Publicada originalmente 18 de junio de 2026
Por Gladys Stagno | La semana pasada, la Organización Internacional del Trabajo (OIT) aprobó el primer convenio global destinado a proteger a quienes trabajan para plataformas digitales.
En un mundo donde cada vez más personas encuentran en las aplicaciones una salida de emergencia frente al deterioro del mercado laboral formal, la normativa marca un camino internacional que —según advierte un informe del Instituto de Estudios y Formación (IEF) de la CTA Autónoma— la Argentina transita a contramano.
Tanto es así, que el Convenio sobre Trabajo Decente en la Economía de Plataformas (así se llama la norma) se aprobó en la Conferencia Internacional del Trabajo 114º con 406 votos afirmativos, 8 votos en contra y 36 abstenciones. Entre estos últimos, estuvo la representación argentina.
En el marco de la situación actual, el hecho se vuelve más relevante. Según datos del Sindicato de Trabajadores de Reparto por Aplicación (SiTraRePa), en la Argentina ya son más de un millón las personas que realizan trabajos mediados por plataformas.
En vísperas del tratamiento de la reforma laboral en el Congreso, su dirigente, Leila Argüello, explicó en diálogo con Canal Abierto que, para alcanzar la canasta básica, un repartidor necesita realizar entre 460 y 800 pedidos mensuales. Esto representa trabajar entre 10 y 14 horas diarias, los siete días de la semana. Es en ese escenario donde el nuevo convenio de la OIT busca intervenir.
Son trabajadores
Según destaca el IEF, la norma internacional considera trabajadores a quienes realizan tareas organizadas mediante plataformas digitales “independientemente de que se reconozca o no una relación de dependencia”. A partir de esa definición, reconoce derechos vinculados con la salud y seguridad laboral, la protección de datos personales, la transparencia algorítmica, la negociación colectiva y la protección frente a situaciones de violencia y acoso.

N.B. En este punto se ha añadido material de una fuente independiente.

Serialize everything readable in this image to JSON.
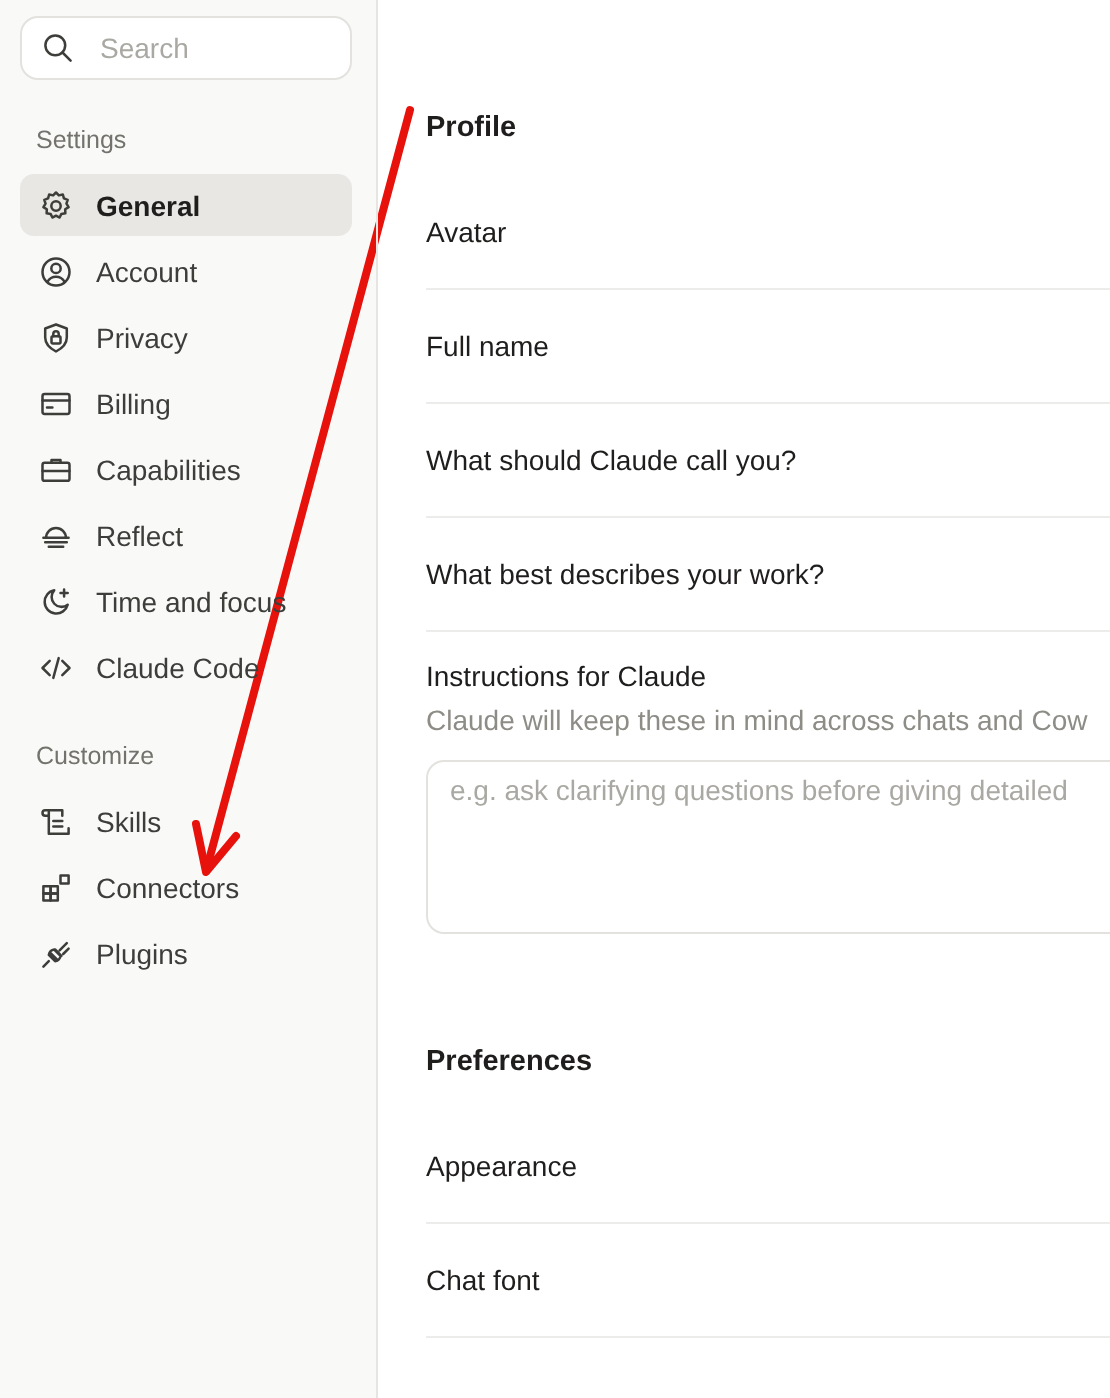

Uno de los aspectos más innovadores es el referido a los algoritmos. El convenio obliga a las plataformas a informar cómo funcionan los sistemas automatizados que asignan tareas, evalúan desempeño o toman decisiones que afectan ingresos y permanencia en la aplicación. También establece que los trabajadores tienen derecho a recibir explicaciones cuando una decisión automatizada perjudique sus condiciones laborales.
Para el IEF, este aspecto apunta directamente contra una de las principales zonas grises del sector: la opacidad de mecanismos que determinan quién recibe pedidos, cuánto gana o incluso quién puede seguir trabajando. De hecho, la transparencia del algoritmo es uno de los reclamos más importantes que venían haciendo los propios trabajadores organizados.
Pero mientras la OIT avanza en esa dirección, el informe advierte que la reciente Ley de Modernización Laboral argentina adoptó una lógica opuesta. La norma establece que quienes realizan tareas mediante aplicaciones son “prestadores independientes de plataformas tecnológicas” y excluye su actividad de las disposiciones generales de la Ley de Contrato de Trabajo.
“A lo largo de todo el título existe un claro intento de des-laboralizar este tipo de relaciones”, sostiene el estudio.
Según el IEF, la legislación local presenta como vínculos entre particulares lo que en la práctica aparece mediado y organizado por empresas que controlan el funcionamiento de las plataformas. De ese modo, “se desdibuja la figura de la plataforma como empleadora de esos/as trabajadores/as”.
El documento también cuestiona que buena parte de los derechos enumerados por la ley aparecen formulados como declaraciones generales sin mecanismos concretos que garanticen su cumplimiento. Lo mismo ocurre con conceptos como la posibilidad de conectarse “libremente” a las plataformas, rechazar pedidos o acordar las condiciones contractuales.
“Nadie podría acordar ‘libremente’ las pautas de su trabajo”, advierte el informe. Pero destaca que la reforma laboral que impulsó Javier Milei “sí se deja en claro que el cumplimiento de cualquiera de estos derechos no implica “un indicio de relación laboral, subordinación o dependencia”.
“En este aspecto, la legislación local vuelve a ponerse a contramano de los avances que se generan a nivel global”, concluye el estudio.